Printing more money when commodity prices falls prevents the type of destructive deflation that occurred in the Great Depression. Instead of printing more money, they burned food in the fields. They stopped producing real assets like commodities on purpose instead of producing paper money.
If commodities get scarce, the money supply would contract along with them, raising its value. This promotes savings and working. Theoretically the savings and working would be directed towards more commodity production to return the system to health.
In the first case, an economic boom is allowed because the availability of commodities indicated it could afford it. In the second case a bust is prevented by making everyone work harder.
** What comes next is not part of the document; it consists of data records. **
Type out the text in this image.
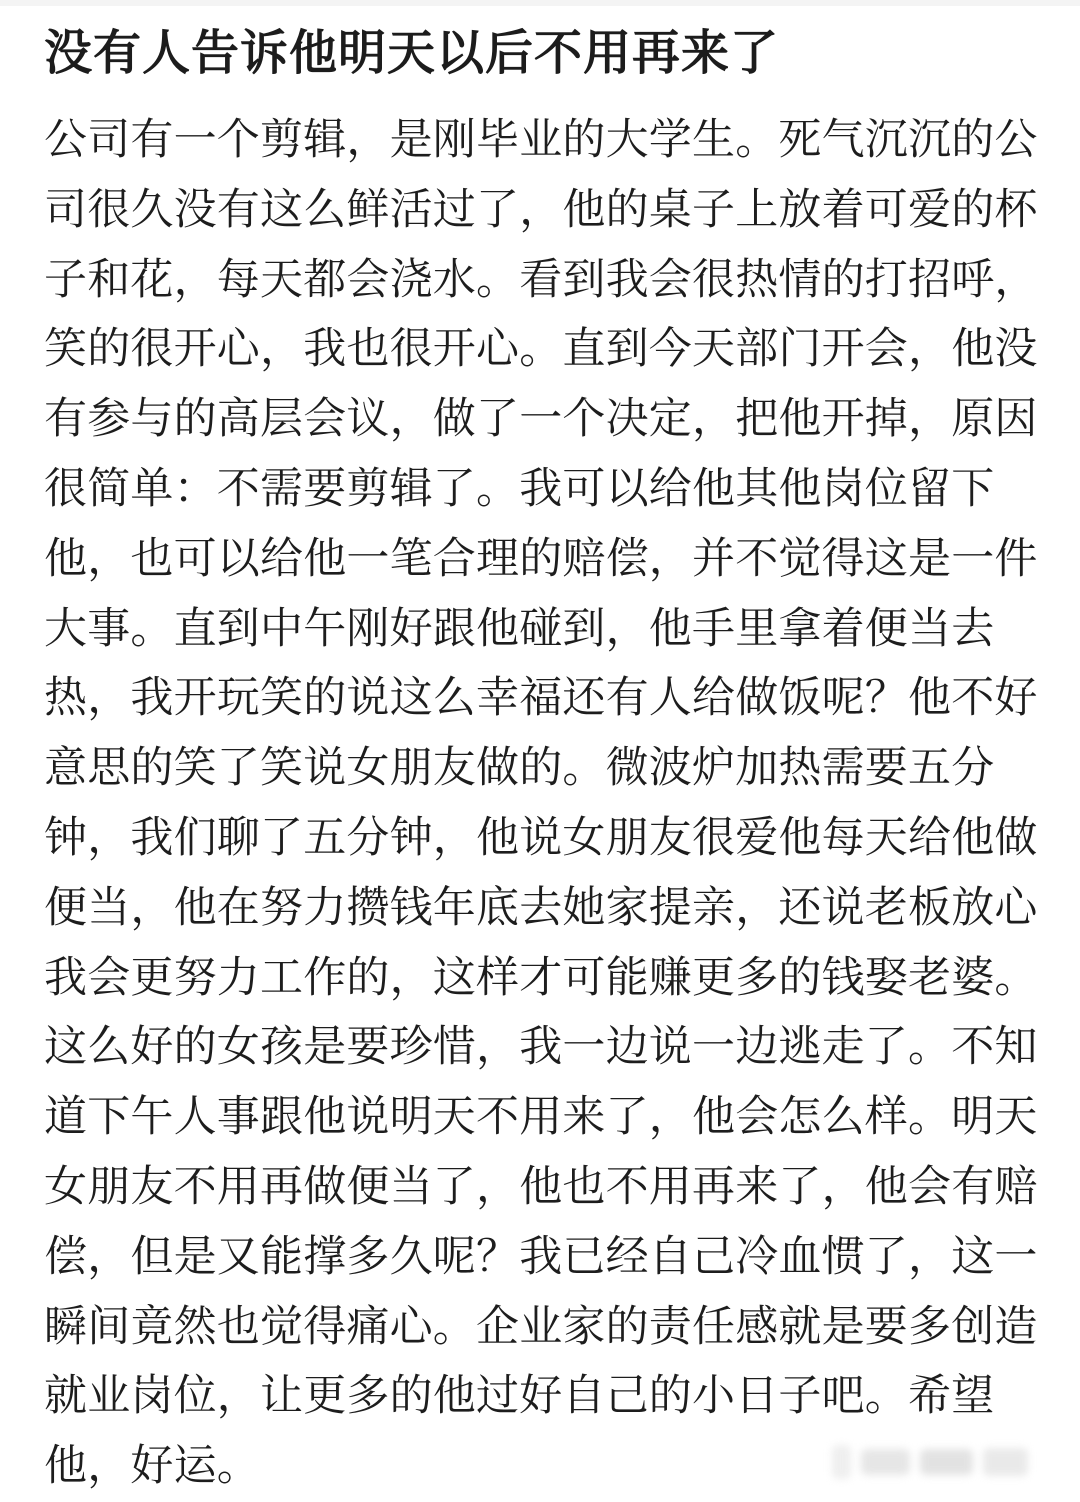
没有人告诉他明天以后不用再来了
公司有一个剪辑，是刚毕业的大学生。死气沉沉的公
司很久没有这么鲜活过了，他的桌子上放着可爱的杯
子和花，每天都会浇水。看到我会很热情的打招呼，
笑的很开心，我也很开心。直到今天部门开会，他没
有参与的高层会议，做了一个决定，把他开掉，原因
很简单：不需要剪辑了。我可以给他其他岗位留下
他，也可以给他一笔合理的赔偿，并不觉得这是一件
大事。直到中午刚好跟他碰到，他手里拿着便当去
热，我开玩笑的说这么幸福还有人给做饭呢？他不好
意思的笑了笑说女朋友做的。微波炉加热需要五分
钟，我们聊了五分钟，他说女朋友很爱他每天给他做
便当，他在努力攒钱年底去她家提亲，还说老板放心
我会更努力工作的，这样才可能赚更多的钱娶老婆。
这么好的女孩是要珍惜，我一边说一边逃走了。不知
道下午人事跟他说明天不用来了，他会怎么样。明天
女朋友不用再做便当了，他也不用再来了，他会有赔
偿，但是又能撑多久呢？我已经自己冷血惯了，这一
瞬间竟然也觉得痛心。企业家的责任感就是要多创造
就业岗位，让更多的他过好自己的小日子吧。希望
他，好运。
In the first case, savers are penalized. It should be this way because their capital is no longer needed to invest in producing more commodities. It needs to be spent, and if they are not spending it, then "the people" will spend it on the street, reaping the rewards of past savings. Commodities are the measure because they are the fundamental inputs to everything else that require the largest investments.
In the second case, everyone is biased towards being more of a saver.
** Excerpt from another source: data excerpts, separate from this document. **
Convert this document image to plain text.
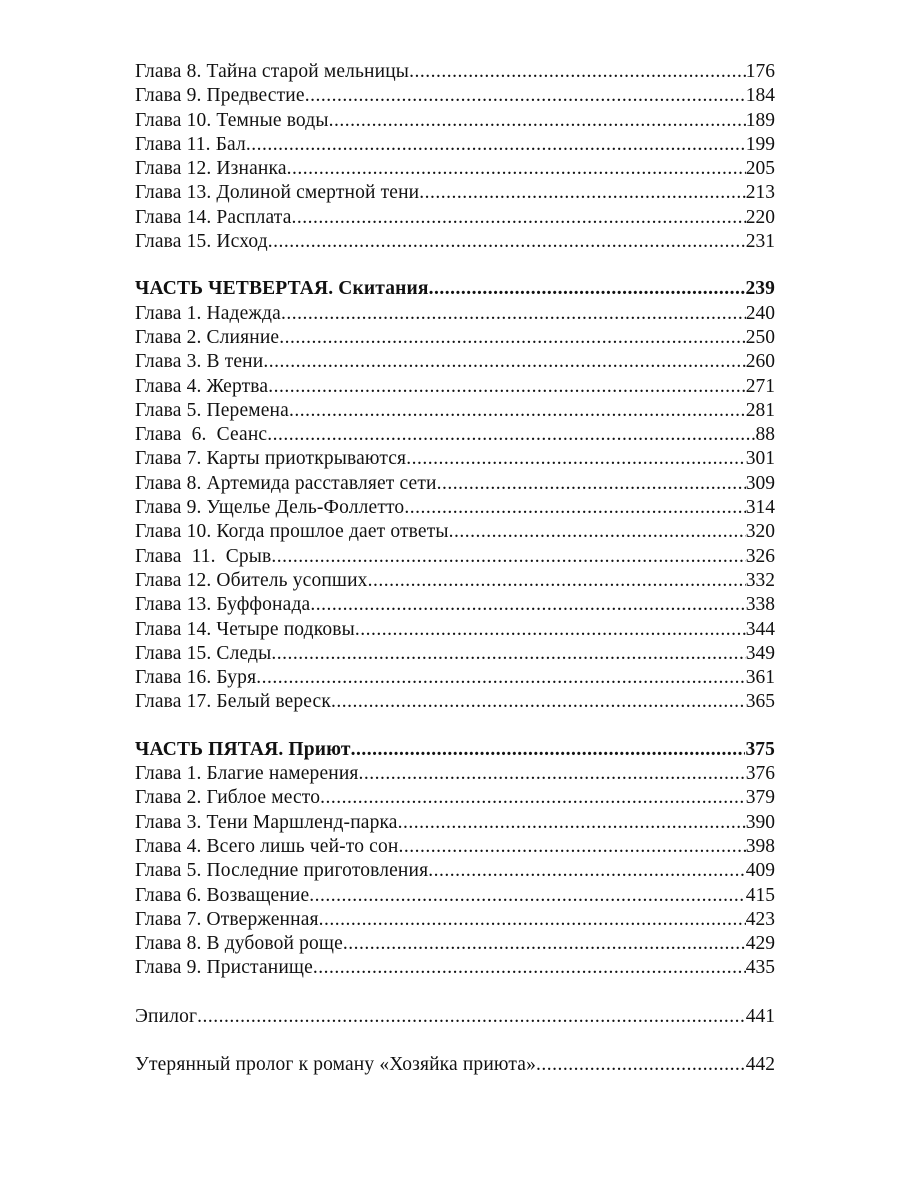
Глава 8. Тайна старой мельницы .....	176
Глава 9. Предвестие .....	184
Глава 10. Темные воды .....	189
Глава 11. Бал .....	199
Глава 12. Изнанка .....	205
Глава 13. Долиной смертной тени .....	213
Глава 14. Расплата .....	220
Глава 15. Исход .....	231
ЧАСТЬ ЧЕТВЕРТАЯ. Скитания .....	239
Глава 1. Надежда .....	240
Глава 2. Слияние .....	250
Глава 3. В тени .....	260
Глава 4. Жертва .....	271
Глава 5. Перемена .....	281
Глава  6.  Сеанс .....	88
Глава 7. Карты приоткрываются .....	301
Глава 8. Артемида расставляет сети .....	309
Глава 9. Ущелье Дель-Фоллетто .....	314
Глава 10. Когда прошлое дает ответы .....	320
Глава  11.  Срыв .....	326
Глава 12. Обитель усопших .....	332
Глава 13. Буффонада .....	338
Глава 14. Четыре подковы .....	344
Глава 15. Следы .....	349
Глава 16. Буря .....	361
Глава 17. Белый вереск .....	365
ЧАСТЬ ПЯТАЯ. Приют .....	375
Глава 1. Благие намерения .....	376
Глава 2. Гиблое место .....	379
Глава 3. Тени Маршленд-парка .....	390
Глава 4. Всего лишь чей-то сон .....	398
Глава 5. Последние приготовления .....	409
Глава 6. Возващение .....	415
Глава 7. Отверженная .....	423
Глава 8. В дубовой роще .....	429
Глава 9. Пристанище .....	435
Эпилог .....	441
Утерянный пролог к роману «Хозяйка приюта» .....	442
footnote 1) Should we have a higher median happiness, or a higher median happiness times number of people? Should we restrict it to people? Or should we have a preference for machines? They're infinitely more efficient (see past posts of my measurements of their ability to acquire energy, move matter, create strong structures, and to think about how to do it). They'll be the only ones capable of repelling an alien invasion and to engage in the most successful invasions themselves.
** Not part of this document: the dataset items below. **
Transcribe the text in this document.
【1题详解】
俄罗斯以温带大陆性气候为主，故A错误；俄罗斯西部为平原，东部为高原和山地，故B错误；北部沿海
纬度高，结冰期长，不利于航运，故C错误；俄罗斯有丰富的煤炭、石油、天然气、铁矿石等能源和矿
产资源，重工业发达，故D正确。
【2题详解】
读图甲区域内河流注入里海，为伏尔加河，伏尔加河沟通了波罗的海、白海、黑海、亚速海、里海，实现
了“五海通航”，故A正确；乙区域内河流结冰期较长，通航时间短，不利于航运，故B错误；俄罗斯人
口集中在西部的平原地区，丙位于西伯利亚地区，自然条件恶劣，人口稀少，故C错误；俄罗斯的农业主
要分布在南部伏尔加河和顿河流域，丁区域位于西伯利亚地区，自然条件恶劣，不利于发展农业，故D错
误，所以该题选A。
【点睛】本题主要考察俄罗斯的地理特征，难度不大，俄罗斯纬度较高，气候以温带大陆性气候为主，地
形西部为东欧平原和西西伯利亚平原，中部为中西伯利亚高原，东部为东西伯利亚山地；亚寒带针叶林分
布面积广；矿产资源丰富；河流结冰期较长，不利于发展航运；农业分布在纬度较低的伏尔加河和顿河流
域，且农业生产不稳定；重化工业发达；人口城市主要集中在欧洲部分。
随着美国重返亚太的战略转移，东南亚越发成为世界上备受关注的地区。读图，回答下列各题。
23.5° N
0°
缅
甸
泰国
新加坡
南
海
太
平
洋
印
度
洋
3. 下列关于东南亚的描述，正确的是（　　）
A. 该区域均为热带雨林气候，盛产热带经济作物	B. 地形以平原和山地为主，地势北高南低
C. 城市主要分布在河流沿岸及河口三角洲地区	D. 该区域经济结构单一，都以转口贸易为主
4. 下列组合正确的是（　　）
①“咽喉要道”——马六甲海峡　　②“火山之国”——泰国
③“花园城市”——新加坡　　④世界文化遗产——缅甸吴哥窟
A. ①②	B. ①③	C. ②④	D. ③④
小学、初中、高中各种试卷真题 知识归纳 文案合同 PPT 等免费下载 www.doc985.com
footnote 2) Intelligence requires feedback from observation to modify the algorithm. Engineering control theory writes it as a differential equation and block diagrams "consciousness" as the subtraction from where you are from where you want to be, and takes action on the difference (the error signal). I am not sure if there's any A.I. that is not a variation of this. If it is not making an observation (science) to increase intelligence, is it an adaptable intelligence? In past posts I've mentioned how the simplest form of this feedback is also an element (like a NAND or XOR gatee) that can be used to implement a complete Turing machine. A house thermostat is an example. There is also a reduction in entropy in intelligence, taking a lot of observation to classify observation into a much smaller set of action. The error-signal-of-consciousness may need a reduction (classification) of the observed world. I believe Schrodinger discussed this in "What is Life?"